She counts to ten. She counts to a hundred. She counts to a million. She crawls into a sagging ketchup-stained bed with Ethan Hawke and William or Will and that squat little man with the beard from her last shoot. She gets prodded and poked with cheap camcorders and high-heeled shoes.

Helen doesn't feel like Helen any more.

She's Clair.

She's pretty sure that if she takes off her black smock thing, she'll be wearing her old school uniform underneath.

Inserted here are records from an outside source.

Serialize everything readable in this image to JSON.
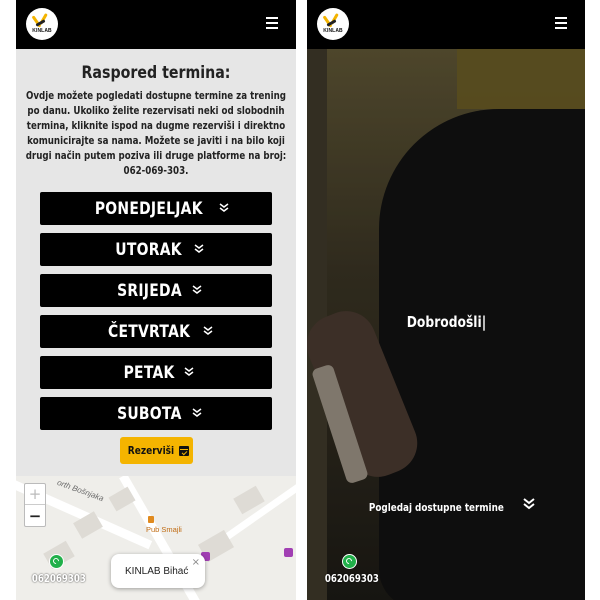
{
  "left": {
    "logo_text": "KINLAB",
    "schedule": {
      "title": "Raspored termina:",
      "description_prefix": "Ovdje možete pogledati dostupne termine za trening po danu. Ukoliko želite rezervisati neki od slobodnih termina, kliknite ispod na dugme rezerviši i direktno komunicirajte sa nama. Možete se javiti i na bilo koji drugi način putem poziva ili druge platforme na broj:",
      "phone_bold": "062-069-303."
    },
    "days": [
      "PONEDJELJAK",
      "UTORAK",
      "SRIJEDA",
      "ČETVRTAK",
      "PETAK",
      "SUBOTA"
    ],
    "reserve_label": "Rezerviši",
    "map": {
      "street": "orth Bošnjaka",
      "zoom_in": "+",
      "zoom_out": "−",
      "poi": "Pub Smajli",
      "popup": "KINLAB Bihać",
      "popup_close": "×"
    },
    "whatsapp_number": "062069303"
  },
  "right": {
    "logo_text": "KINLAB",
    "welcome": "Dobrodošli|",
    "cta": "Pogledaj dostupne termine",
    "whatsapp_number": "062069303"
  },
  "colors": {
    "accent": "#f4b400",
    "bar": "#000000",
    "whatsapp": "#21b04a"
  },
  "icons": [
    "menu-icon",
    "chevron-double-down-icon",
    "calendar-check-icon",
    "whatsapp-icon",
    "close-icon"
  ]
}
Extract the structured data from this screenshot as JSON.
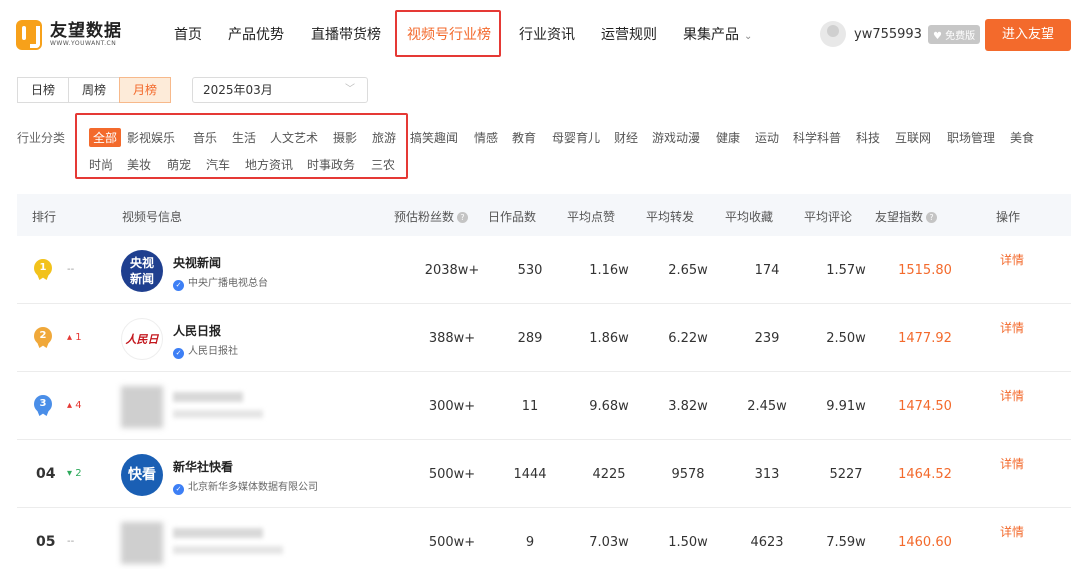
{
  "brand": {
    "name_cn": "友望数据",
    "name_en": "WWW.YOUWANT.CN"
  },
  "nav": {
    "items": [
      "首页",
      "产品优势",
      "直播带货榜",
      "视频号行业榜",
      "行业资讯",
      "运营规则",
      "果集产品"
    ],
    "active_index": 3,
    "dropdown_icon": "chevron-down-icon"
  },
  "user": {
    "name": "yw755993",
    "badge": "免费版",
    "enter_label": "进入友望"
  },
  "period_tabs": {
    "items": [
      "日榜",
      "周榜",
      "月榜"
    ],
    "active_index": 2
  },
  "month_select": {
    "value": "2025年03月"
  },
  "categories": {
    "label": "行业分类",
    "row1": [
      "全部",
      "影视娱乐",
      "音乐",
      "生活",
      "人文艺术",
      "摄影",
      "旅游",
      "搞笑趣闻",
      "情感",
      "教育",
      "母婴育儿",
      "财经",
      "游戏动漫",
      "健康",
      "运动",
      "科学科普",
      "科技",
      "互联网",
      "职场管理",
      "美食"
    ],
    "row2": [
      "时尚",
      "美妆",
      "萌宠",
      "汽车",
      "地方资讯",
      "时事政务",
      "三农"
    ],
    "active": "全部"
  },
  "table": {
    "headers": [
      "排行",
      "视频号信息",
      "预估粉丝数",
      "日作品数",
      "平均点赞",
      "平均转发",
      "平均收藏",
      "平均评论",
      "友望指数",
      "操作"
    ],
    "detail_label": "详情",
    "rows": [
      {
        "rank": "1",
        "change": "--",
        "name": "央视新闻",
        "org": "中央广播电视总台",
        "fans": "2038w+",
        "works": "530",
        "likes": "1.16w",
        "shares": "2.65w",
        "collects": "174",
        "comments": "1.57w",
        "index": "1515.80"
      },
      {
        "rank": "2",
        "change": "1",
        "name": "人民日报",
        "org": "人民日报社",
        "fans": "388w+",
        "works": "289",
        "likes": "1.86w",
        "shares": "6.22w",
        "collects": "239",
        "comments": "2.50w",
        "index": "1477.92"
      },
      {
        "rank": "3",
        "change": "4",
        "name": "",
        "org": "",
        "fans": "300w+",
        "works": "11",
        "likes": "9.68w",
        "shares": "3.82w",
        "collects": "2.45w",
        "comments": "9.91w",
        "index": "1474.50"
      },
      {
        "rank": "04",
        "change": "2",
        "name": "新华社快看",
        "org": "北京新华多媒体数据有限公司",
        "fans": "500w+",
        "works": "1444",
        "likes": "4225",
        "shares": "9578",
        "collects": "313",
        "comments": "5227",
        "index": "1464.52"
      },
      {
        "rank": "05",
        "change": "--",
        "name": "",
        "org": "",
        "fans": "500w+",
        "works": "9",
        "likes": "7.03w",
        "shares": "1.50w",
        "collects": "4623",
        "comments": "7.59w",
        "index": "1460.60"
      }
    ]
  },
  "colors": {
    "accent": "#f36a2c",
    "highlight_box": "#e53935",
    "gold": "#f2c21b",
    "silver": "#f0a83a",
    "bronze": "#4a8ee8"
  }
}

A clump of wet hair lands in her lap.

She is going to puke in front of Laura Castle and have to watch herself do it in the mirror.

She excuses herself. She says something vague, making it sound like she had a rough one last night, and Laura Castle has to stop cutting her hair and help her out of the chair and direct her to the toilet in the back.

A little round mirror hangs from a hook on the toilet door. Clair looks into it. Her hair is short on one side and still long on the other. She looks like a bad joke. The sick feeling has gone now but she sits on the lid with her head in her hands. Laura Castle and Jodie Salmon and all those other snooty stuck-up bitches at King's High never had anything whispered about
them
in the changing rooms after PE. Most of the rumours weren't even true.

She closes her eyes and feels something quiet and warm touch her on the cheek. She opens her eyes. It's the sister. The sister is speaking in sign language which Clair is somehow able to understand.

The sister tells Clair not to worry. She is an
actress
. Laura Castle is just some
poxy hairdresser
and, if this
is
a competition, if that's how she wants to look at it – which of course she shouldn't, but Christ does it feel like it sometimes – then Helen, who is not Clair anymore, has won. Helen is an actress and she is going to be a great one, the best.

Helen says ‘Thank you' in sign language to the sister.

The sister signs ‘Don't worry' and then ‘Laura Castle's a cock'.

It makes Helen laugh.

She flushes the toilet. She walks back to the chair and sits down, feeling icy and impenetrable.

Laura Castle finishes the haircut with sharp steely snips, not saying anything. Then she gets out the hairdryer, and Helen breathes out and looks at herself.

It's over.

She swallows calmly, nods at the mirrored version of herself and says thanks to the hairdresser. She walks over to the till to pay. She gets out the three notes and checks to see if she has the 50p. When she finds she doesn't, she hands over an extra fiver. As she's waiting for the change her eyes drift to the floor. A tiny feeling – something about the size of a coin – swells then deflates inside her. The floor is littered with thousands and thousands of little black hairs that could each be the pube of a strange man in a weird empty house somewhere.

I am dyeing my hair black, Helen tells herself. I am dyeing my hair black because I feel like a change. I am dyeing my hair black to look like the winter.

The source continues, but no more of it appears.